A utopian cripspace captivated viewers of Nicole Newnham and James LeBrecht’s Oscar-nominated Crip Camp (Netflix, 2020), which provided a lively, intimate, and disability-centric glimpse into the independent-living movement. The film revolves around Camp Jened, a summer camp for disabled youth where disability is embraced, welcomed, and honored rather than simply being accommodated, a revolutionary experience for people who may have spent their whole lives feeling shut out. Such spaces can be intimidating for nondisabled people, who are not accustomed to being in environments that do not cater to their needs and expectations, let alone those that celebrate disability instead of hiding from it. This is a striking reversal of the usual narrative, and thus, in its own way, is a utopia for disabled people who want to be the heroes of their own narratives, not plot devices in others’.

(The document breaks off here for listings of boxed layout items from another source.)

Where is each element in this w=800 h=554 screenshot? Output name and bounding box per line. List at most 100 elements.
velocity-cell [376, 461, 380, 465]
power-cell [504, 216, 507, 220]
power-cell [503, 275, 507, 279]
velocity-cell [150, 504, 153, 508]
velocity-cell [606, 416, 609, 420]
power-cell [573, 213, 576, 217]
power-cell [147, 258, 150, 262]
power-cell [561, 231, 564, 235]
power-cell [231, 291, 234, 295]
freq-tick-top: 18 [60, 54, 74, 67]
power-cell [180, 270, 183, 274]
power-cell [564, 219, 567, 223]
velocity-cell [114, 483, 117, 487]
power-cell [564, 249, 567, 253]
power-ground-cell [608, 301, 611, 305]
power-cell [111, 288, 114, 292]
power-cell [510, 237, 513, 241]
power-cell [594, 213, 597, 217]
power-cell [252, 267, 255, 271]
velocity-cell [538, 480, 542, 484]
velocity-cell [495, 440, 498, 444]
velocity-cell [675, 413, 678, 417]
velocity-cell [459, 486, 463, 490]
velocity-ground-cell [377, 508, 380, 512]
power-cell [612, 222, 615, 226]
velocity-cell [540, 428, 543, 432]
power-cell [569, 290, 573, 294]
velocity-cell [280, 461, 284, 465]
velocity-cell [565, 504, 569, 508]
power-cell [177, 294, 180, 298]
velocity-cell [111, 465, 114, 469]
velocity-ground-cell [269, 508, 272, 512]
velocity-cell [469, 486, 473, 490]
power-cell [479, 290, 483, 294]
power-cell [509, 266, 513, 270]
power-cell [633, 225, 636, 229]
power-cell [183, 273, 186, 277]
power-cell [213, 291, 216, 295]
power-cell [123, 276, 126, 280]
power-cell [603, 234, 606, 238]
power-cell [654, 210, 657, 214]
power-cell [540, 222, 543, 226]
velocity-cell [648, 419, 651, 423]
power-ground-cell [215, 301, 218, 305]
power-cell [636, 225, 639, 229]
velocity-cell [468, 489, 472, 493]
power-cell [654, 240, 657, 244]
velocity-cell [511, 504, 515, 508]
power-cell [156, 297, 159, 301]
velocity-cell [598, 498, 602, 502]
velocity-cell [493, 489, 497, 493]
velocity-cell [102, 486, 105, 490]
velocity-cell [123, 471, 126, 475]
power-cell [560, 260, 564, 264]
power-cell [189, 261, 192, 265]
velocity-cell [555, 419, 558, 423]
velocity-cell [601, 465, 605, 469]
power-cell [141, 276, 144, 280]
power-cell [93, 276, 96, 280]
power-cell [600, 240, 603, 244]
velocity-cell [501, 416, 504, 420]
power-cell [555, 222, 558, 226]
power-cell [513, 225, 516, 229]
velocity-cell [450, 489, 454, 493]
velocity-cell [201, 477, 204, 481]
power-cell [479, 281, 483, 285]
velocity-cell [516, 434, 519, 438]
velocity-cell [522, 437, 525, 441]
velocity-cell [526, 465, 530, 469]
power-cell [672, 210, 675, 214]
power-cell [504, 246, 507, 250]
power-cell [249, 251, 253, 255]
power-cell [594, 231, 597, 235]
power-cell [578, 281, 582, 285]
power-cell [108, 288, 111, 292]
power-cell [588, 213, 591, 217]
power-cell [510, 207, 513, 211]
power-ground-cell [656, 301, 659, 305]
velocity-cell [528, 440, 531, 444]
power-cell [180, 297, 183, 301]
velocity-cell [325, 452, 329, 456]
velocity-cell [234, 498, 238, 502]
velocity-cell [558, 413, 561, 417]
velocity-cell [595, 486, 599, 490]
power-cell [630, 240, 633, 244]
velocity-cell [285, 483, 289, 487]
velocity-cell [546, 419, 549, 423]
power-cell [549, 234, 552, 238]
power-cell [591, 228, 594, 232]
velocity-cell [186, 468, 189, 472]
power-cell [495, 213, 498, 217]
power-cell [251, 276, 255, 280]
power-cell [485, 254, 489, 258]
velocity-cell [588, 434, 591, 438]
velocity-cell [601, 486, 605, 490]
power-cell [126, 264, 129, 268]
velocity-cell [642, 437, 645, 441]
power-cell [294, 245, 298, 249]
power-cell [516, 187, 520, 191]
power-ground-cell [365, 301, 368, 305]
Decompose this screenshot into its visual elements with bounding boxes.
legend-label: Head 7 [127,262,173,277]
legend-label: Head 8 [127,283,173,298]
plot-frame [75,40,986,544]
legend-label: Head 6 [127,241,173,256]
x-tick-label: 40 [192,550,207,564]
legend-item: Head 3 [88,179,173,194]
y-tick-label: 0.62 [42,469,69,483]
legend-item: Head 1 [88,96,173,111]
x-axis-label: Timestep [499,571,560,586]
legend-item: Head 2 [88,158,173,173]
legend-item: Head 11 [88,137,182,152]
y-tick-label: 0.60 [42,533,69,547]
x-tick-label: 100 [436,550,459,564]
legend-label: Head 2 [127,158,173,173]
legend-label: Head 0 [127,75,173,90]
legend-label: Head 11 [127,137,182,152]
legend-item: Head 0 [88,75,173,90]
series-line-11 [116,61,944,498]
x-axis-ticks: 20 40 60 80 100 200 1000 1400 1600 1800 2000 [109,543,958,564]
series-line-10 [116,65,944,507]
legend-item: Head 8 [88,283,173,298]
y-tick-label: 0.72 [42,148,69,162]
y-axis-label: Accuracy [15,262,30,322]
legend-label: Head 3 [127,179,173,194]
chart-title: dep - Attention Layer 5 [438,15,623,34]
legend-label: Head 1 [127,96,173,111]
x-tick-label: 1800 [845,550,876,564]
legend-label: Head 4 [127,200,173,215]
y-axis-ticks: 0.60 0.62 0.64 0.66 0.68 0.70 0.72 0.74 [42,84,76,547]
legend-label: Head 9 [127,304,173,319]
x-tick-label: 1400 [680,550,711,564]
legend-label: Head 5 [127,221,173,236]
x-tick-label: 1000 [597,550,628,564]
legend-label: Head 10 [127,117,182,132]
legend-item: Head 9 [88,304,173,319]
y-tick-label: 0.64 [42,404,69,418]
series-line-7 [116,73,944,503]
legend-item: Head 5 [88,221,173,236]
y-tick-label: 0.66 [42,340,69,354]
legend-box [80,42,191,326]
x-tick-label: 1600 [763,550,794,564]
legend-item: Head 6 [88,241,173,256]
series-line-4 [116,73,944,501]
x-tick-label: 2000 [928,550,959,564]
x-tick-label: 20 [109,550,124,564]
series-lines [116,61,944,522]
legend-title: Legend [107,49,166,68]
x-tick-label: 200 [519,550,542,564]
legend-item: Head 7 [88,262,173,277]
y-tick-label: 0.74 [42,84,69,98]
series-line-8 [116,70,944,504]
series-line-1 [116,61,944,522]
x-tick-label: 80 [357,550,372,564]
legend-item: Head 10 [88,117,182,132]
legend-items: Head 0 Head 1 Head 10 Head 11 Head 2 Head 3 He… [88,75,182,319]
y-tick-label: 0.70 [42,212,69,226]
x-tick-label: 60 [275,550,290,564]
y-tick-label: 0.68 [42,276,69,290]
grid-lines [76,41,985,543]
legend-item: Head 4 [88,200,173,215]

A cripspace is an environment that pushes back on cultural attitudes about disability; it is a room where disability is at the center of the conversation, one where all participants strive to make sure everyone is included. That may involve making way for a wheelchair or ensuring that someone can see the sign language interpreter, but it also includes honoring differing lived experiences of disability and holding space for one another. Cripspaces do not just respect disability identity. Race, gender, sexuality, class, parenting status, adoptee experience, and more are considered in a cripspace, and their interactions with disability are acknowledged.

The cripspace engages with difference in a way that can and should inform utopias, which typically function by eliminating difference. The consequences of things like “colorblind” ideology are both painful and obvious in the present moment but are ignored in visions of the future. The cripspace knows what society struggles to understand: Pretending that differences do not exist does not eliminate them; it just shuts people out.

In a culture where disability is unwelcome, its presence in utopia may be unsettling to some, but society can benefit from conjuring worlds that model diversity and inclusion, where differences are celebrated rather than flattened.